PHLPP (center) directly dephosphorylates and inactivates AKT, PKC, and S6K, at their hydrophobic phosphorylation motif (green circle) thus opposing cell survival and growth signals, and directly dephosphorylates and activates Mst1 at an inhibitory site (red circle), thus promoting pro-apoptotic signals. Indicated are two negative feedback loops which control the steady-state levels of PHLPP: high AKT activity up regulates PHLPP levels by suppressing GSK-3-dependent degradation, and high S6K activity up regulates PHLPP expression. Note that targeting the PI3 kinase pathway within these feedback loops will have the consequence of decreasing PHLPP levels, thus promoting pro-survival pathways mediated by PKC and inhibiting pro-apoptotic pathways mediated by Mst1. The lipid phosphatase PTEN opposes the lipid kinase phosphatidylinositol 3 kinase (PI3K) by dephosphorylating PIP₃ and the lipid kinase DG kinase opposes phospholipase C by phosphorylating DG. Scaffolds play an essential role in controlling substrate specificity of PHLPP and are indicated in grey. Also shown is the negative feedback loop from S6K to the scaffold IRS-1, which dampens PI3K activation and hence AKT activation (see Figure 4 also). Inset shows conserved domain structure of mammalian PHLPP family members showing PH domain (cyan), Leucine-rich repeats (LRR; orange), PP2C domain (green), and C-terminal PDZ-binding motif (pink); PHLPP1β and PHLPP2 also have a predicted RA domain preceding the PH domain (not shown).
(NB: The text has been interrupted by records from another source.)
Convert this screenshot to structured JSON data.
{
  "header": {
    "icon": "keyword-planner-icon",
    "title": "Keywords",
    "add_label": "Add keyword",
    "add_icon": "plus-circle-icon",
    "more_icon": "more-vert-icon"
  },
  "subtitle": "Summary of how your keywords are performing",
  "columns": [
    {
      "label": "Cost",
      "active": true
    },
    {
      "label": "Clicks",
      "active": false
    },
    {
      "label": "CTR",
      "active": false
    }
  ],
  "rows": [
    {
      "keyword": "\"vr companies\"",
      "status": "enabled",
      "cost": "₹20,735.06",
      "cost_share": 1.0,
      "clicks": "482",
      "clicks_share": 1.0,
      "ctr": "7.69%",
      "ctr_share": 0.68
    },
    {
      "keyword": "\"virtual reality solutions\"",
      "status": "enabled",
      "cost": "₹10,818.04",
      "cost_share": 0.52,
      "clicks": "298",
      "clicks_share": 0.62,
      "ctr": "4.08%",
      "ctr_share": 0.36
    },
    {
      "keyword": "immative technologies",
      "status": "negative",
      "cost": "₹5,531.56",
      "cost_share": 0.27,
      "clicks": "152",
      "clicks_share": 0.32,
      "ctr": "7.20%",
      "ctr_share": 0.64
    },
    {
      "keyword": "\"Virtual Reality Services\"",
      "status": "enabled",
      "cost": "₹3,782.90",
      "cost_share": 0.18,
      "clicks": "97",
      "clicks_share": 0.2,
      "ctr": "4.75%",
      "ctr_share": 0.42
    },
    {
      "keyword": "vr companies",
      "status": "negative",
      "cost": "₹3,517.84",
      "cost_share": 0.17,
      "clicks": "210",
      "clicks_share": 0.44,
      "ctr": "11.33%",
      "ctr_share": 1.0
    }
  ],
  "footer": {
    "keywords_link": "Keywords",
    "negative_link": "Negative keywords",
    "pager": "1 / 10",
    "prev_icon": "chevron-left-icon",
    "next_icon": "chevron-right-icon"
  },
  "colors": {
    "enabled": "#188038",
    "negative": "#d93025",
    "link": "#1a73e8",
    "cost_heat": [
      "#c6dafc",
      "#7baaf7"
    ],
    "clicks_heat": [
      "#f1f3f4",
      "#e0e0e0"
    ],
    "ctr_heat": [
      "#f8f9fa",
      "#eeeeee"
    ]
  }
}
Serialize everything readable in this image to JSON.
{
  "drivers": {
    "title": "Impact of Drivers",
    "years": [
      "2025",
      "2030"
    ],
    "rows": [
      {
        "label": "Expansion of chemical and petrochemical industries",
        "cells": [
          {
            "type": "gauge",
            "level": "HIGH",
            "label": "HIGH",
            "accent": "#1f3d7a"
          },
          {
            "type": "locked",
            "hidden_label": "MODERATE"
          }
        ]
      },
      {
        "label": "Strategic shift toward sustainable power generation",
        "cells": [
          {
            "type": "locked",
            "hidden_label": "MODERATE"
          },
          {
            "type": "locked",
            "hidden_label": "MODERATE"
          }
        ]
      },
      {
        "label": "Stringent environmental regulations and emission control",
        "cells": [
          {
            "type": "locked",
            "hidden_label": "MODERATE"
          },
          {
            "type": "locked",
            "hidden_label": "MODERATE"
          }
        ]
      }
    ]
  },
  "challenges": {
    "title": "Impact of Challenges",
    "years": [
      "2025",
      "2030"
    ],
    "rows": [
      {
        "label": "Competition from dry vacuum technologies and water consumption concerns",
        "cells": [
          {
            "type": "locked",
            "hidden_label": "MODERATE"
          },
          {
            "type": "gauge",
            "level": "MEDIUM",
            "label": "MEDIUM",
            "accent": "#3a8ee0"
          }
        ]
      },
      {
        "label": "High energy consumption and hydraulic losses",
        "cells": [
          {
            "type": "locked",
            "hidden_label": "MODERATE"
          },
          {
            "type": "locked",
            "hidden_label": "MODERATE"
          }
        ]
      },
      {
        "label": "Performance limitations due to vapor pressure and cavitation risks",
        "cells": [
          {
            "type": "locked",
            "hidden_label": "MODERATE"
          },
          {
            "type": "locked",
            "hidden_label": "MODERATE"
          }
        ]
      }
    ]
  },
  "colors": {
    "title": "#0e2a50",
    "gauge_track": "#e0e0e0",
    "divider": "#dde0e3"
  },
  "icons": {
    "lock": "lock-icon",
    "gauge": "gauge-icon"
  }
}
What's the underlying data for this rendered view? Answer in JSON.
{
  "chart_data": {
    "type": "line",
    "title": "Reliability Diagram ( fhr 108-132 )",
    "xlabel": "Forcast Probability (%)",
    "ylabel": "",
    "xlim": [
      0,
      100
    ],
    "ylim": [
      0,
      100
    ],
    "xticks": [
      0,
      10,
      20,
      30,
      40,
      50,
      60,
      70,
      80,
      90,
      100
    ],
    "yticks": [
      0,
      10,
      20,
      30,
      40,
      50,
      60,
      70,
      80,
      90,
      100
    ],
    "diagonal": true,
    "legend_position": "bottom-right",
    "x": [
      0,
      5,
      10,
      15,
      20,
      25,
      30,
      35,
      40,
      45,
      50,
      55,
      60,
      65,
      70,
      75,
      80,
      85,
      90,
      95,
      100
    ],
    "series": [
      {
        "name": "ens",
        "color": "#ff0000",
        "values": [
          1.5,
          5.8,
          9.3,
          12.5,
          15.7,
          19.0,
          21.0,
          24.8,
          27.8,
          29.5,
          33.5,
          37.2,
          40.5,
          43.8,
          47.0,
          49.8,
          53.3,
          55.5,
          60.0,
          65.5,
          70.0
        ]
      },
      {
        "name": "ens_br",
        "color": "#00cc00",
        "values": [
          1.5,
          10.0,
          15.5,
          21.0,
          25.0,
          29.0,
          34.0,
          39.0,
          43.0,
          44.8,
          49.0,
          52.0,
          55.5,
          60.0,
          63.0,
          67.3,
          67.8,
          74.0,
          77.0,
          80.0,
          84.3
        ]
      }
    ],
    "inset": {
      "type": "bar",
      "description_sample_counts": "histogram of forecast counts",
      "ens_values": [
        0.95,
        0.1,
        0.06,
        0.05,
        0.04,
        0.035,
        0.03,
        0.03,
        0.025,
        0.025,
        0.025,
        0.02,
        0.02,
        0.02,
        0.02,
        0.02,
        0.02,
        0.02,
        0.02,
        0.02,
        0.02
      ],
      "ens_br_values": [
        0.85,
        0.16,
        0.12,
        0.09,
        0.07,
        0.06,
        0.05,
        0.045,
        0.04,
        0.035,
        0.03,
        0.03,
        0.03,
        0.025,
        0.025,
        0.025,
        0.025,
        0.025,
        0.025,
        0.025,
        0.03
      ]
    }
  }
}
Figure 3. PHLPP phosphatase domain structure and model with hydrophobic motif peptide substrate bound

A. Homology model of PP2C domain of PHLPP2, based on crystal structure of PP2Cα (47), showing two of the active site acidic residues (Asp 806, Asp 1024; pink) that coordinate two Mn²⁺ (yellow spheres) (48); Leu 1016 which is present as Ser in 30% of the population is highlighted in orange. B. Surface rendition of the active site of PHLPP2 docked with a phosphorylated hydrophobic motif peptide from AKT (HFPQFpSYSAS; phosphorylated Ser (Ser473) in magenta; active site residues and Mn²⁺ colored as in A.

Figure 4. Feedback loops and therapy

mTORC1 activation in cancer results in increased protein translation needed for cell growth and proliferation (black arrows). When mTORC1 signaling is strong, mTORC1 activates three tumor suppressive responses (red arrows) that attenuate the pathway via 1] increasing PHLPP or 2] irreversibly arrest the cell by increasing p53. In prostate, androgen receptor (AR) is activated by RTK signaling and limits AKT signaling through FKBP5-mediated increase in PHLPP activity towards AKT. The pathway’s tumor suppressive feedbacks can be inadvertently blocked by therapeutics (green arrows). First, AR blockade by hormone therapy inhibits PHLPP suppression of AKT, thus activating AKT. Second, mTORC1-targeting kinase inhibitors such as rapalogs block three known negative feedbacks: S6 kinase-dependent negative feedback loop to PI3K signaling via RTKs, mTORC1-dependent increase in PHLPP levels, and mTORC1-dependent increases in p53 levels.